A "Durable" power of attorney allows the agent to act even if the principal is incapacitated.
There are Different Power of Attorney Agreements:
- Durable Healthcare Power of Attorney
- Durable General Power of Attorney
- Limited or Special Power of Attorney
When it comes to a power of attorney, contact the experienced lawyers at Elder Law Lawyers to be of assistance to you.
What Can My Power of Attorney Do?
An agent can only do what the specific provisions of the documents say the agent can do. A power of attorney can cover a wide variety of things, mainly dealing with property and finances. A person can give another person or loved one the authority to act on their behalf in regards to any of the following types of transactions without giving up control.
These Transactions Can Include:
- Real property transactions
- Tangible personal property transactions
- Stock and bond transactions
- Commodity & option transactions
- Banking transactions
- Insurance & annuity transactions
- Estate transactions
- Personal & family matters
- Benefits from Social Security, Medicare, Medicaid, or other government programs
- Tax matters
Powers of attorney can serve the same objectives as advanced directives or living wills, often called medical power of attorneys. Often referred to as contingency documents, POAs can be term-limited or good until revoked. Making alterations or creating a new POA is as simple as destroying the document and creating a new one, preferably with the assistance of a qualified attorney at Elder Law Lawyers.

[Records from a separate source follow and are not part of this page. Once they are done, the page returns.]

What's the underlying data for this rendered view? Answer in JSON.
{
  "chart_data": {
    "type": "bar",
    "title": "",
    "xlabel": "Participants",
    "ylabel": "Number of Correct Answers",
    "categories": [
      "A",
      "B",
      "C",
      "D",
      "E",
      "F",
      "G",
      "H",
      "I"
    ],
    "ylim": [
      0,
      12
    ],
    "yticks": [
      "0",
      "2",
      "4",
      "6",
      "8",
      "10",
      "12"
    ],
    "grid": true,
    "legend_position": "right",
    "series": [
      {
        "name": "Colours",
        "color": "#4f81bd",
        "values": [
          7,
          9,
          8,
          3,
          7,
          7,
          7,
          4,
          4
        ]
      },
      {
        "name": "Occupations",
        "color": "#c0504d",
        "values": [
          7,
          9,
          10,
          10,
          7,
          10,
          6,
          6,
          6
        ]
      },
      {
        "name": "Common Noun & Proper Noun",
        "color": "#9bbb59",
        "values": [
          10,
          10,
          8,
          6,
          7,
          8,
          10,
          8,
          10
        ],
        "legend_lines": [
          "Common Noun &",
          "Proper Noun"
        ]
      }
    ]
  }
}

Unlike guardianship, a power of attorney creates a permissive relationship between the person granting the power and a person receiving the authority to act as an agent. One of the most important aspects of a power of attorney is that the principal can revoke it. Some people confuse a power of attorney with a guardianship. On the other hand, a guardianship is court-appointed and involves some or all of the person’s rights and responsibility given to the guardian.